Youths' tobacco-asthma links studied
More than a quarter of fifth graders in Philadelphia's poor neighborhoods report having asthma, and being around tobacco smoke seems to be part of the reason, according to a study of 1,600 public school students.
Students with asthma were more likely than those without the lung disease to be living in homes where people smoked and also were more likely to have tried smoking themselves, the researchers found.
Dr. Salvatore Mangione, a Thomas Jefferson University pulmonologist who led the study, said the results helped underscore the role that tobacco played in the epidemic of asthma in the United States.
"If you grow up in an environment where folks smoke, it has a tremendous impact on your respiratory health," said Mangione, who will present his results today at a meeting here of the American College of Chest Physicians.
The study is part of an ongoing educational project in Philadelphia that involves sending a converted double-decker London bus to schools around the city to teach children about asthma. Students who board the bright red "Asthma Bus" are taught how to recognize and treat the lung disease. They complete a video-guided questionnaire that asks if they have experienced the wheezing, coughing, and shortness of breath typical of asthma, and whether they specifically have ever had asthma.
Mangione said data collected from 1,642 fifth graders at 18 middle schools in predominantly poor, minority communities around the city found that 27 percent reported being aware they had asthma. When he added in those students who reported symptoms suggesting undiagnosed asthma, Mangione concluded that about a third likely have the disease.

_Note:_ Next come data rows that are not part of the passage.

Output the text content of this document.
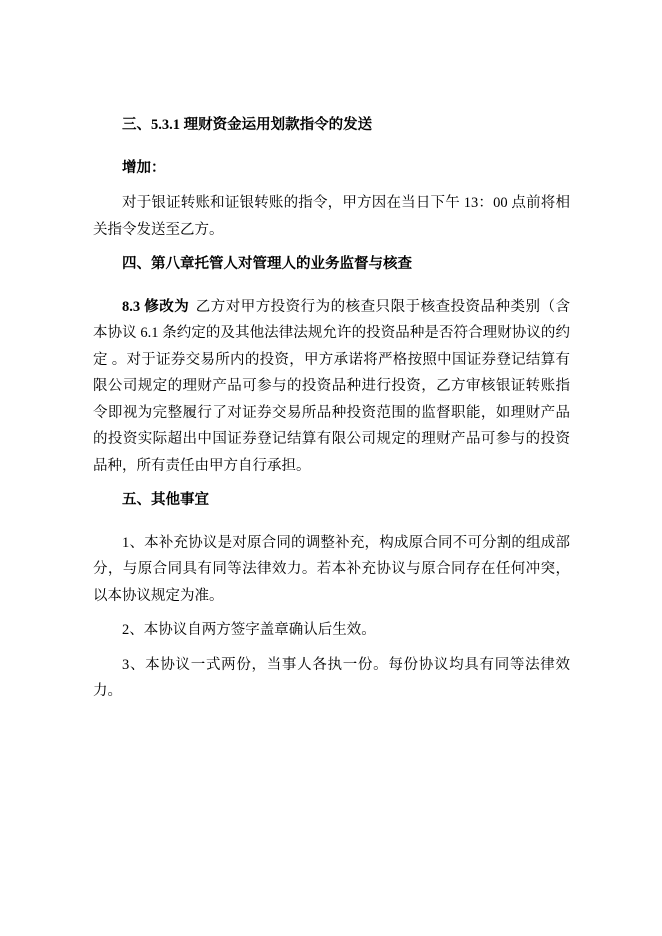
三、5.3.1 理财资金运用划款指令的发送

增加：

对于银证转账和证银转账的指令，甲方因在当日下午 13：00 点前将相关指令发送至乙方。

四、第八章托管人对管理人的业务监督与核查

8.3 修改为 乙方对甲方投资行为的核查只限于核查投资品种类别（含本协议 6.1 条约定的及其他法律法规允许的投资品种是否符合理财协议的约定 。对于证券交易所内的投资，甲方承诺将严格按照中国证券登记结算有限公司规定的理财产品可参与的投资品种进行投资，乙方审核银证转账指令即视为完整履行了对证券交易所品种投资范围的监督职能，如理财产品的投资实际超出中国证券登记结算有限公司规定的理财产品可参与的投资品种，所有责任由甲方自行承担。

五、其他事宜

1、本补充协议是对原合同的调整补充，构成原合同不可分割的组成部分，与原合同具有同等法律效力。若本补充协议与原合同存在任何冲突，以本协议规定为准。

2、本协议自两方签字盖章确认后生效。

3、本协议一式两份，当事人各执一份。每份协议均具有同等法律效力。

"Many kids don't know they have asthma," he said.
There has been a dramatic rise in asthma among both children and adults in this country over the last two decades, and the disease is hitting particularly hard among the urban poor. According to the U.S. Centers for Disease Control and Prevention, the number of people with asthma doubled from an estimated 6.7 million in 1980 to 17.3 million in 1998. Nearly 5 million children are believed to have the disease.
David Mannino, a CDC epidemiologist, said the self-administered survey may have led the Philadelphia study to overestimate the prevalence of asthma among the students. But the results are not out of line with surveys in some other urban areas.
"Asthma is a problem in Philadelphia," he said, "just like it is everywhere else."
Asthma is a chronic inflammatory disease in which the lungs' airways become temporarily constricted, causing breathing difficulties and, in extreme cases, death. Various things can trigger asthma attacks, including exposure to dust, cockroaches, certain chemicals and tobacco smoke.
The study of Philadelphia schoolchildren specifically explored the connection between asthma and smoking. Of those students who reported having asthma, nearly 69 percent said they were exposed to tobacco smoke at home, compared with 61 percent of students without asthma, Mangione said.
Sixteen percent of the fifth graders with asthma said they experimented with smoking themselves, compared with fewer than 13 percent of those without the disease.
Mangione, who helped develop the Asthma Bus concept, said the study results suggested that educational efforts aimed at increasing asthma awareness should also focus on smoking prevention.
Schools in Philadelphia and elsewhere have become increasingly interested in asthma education programs, because the illness is a big reason why children stay home sick from school.
Mangione also studied absenteeism data from three middle schools in the city and found that a third of children with more than 25 absences reported having asthma.
Philadelphia is one of four school districts in the nation with CDC funding to develop asthma education programs. Bettyann Creighton, a curriculum specialist in health education, said the district was hoping to establish after-school clubs for students with asthma.
"The goal is to have everyone with asthma managing their disease," she said.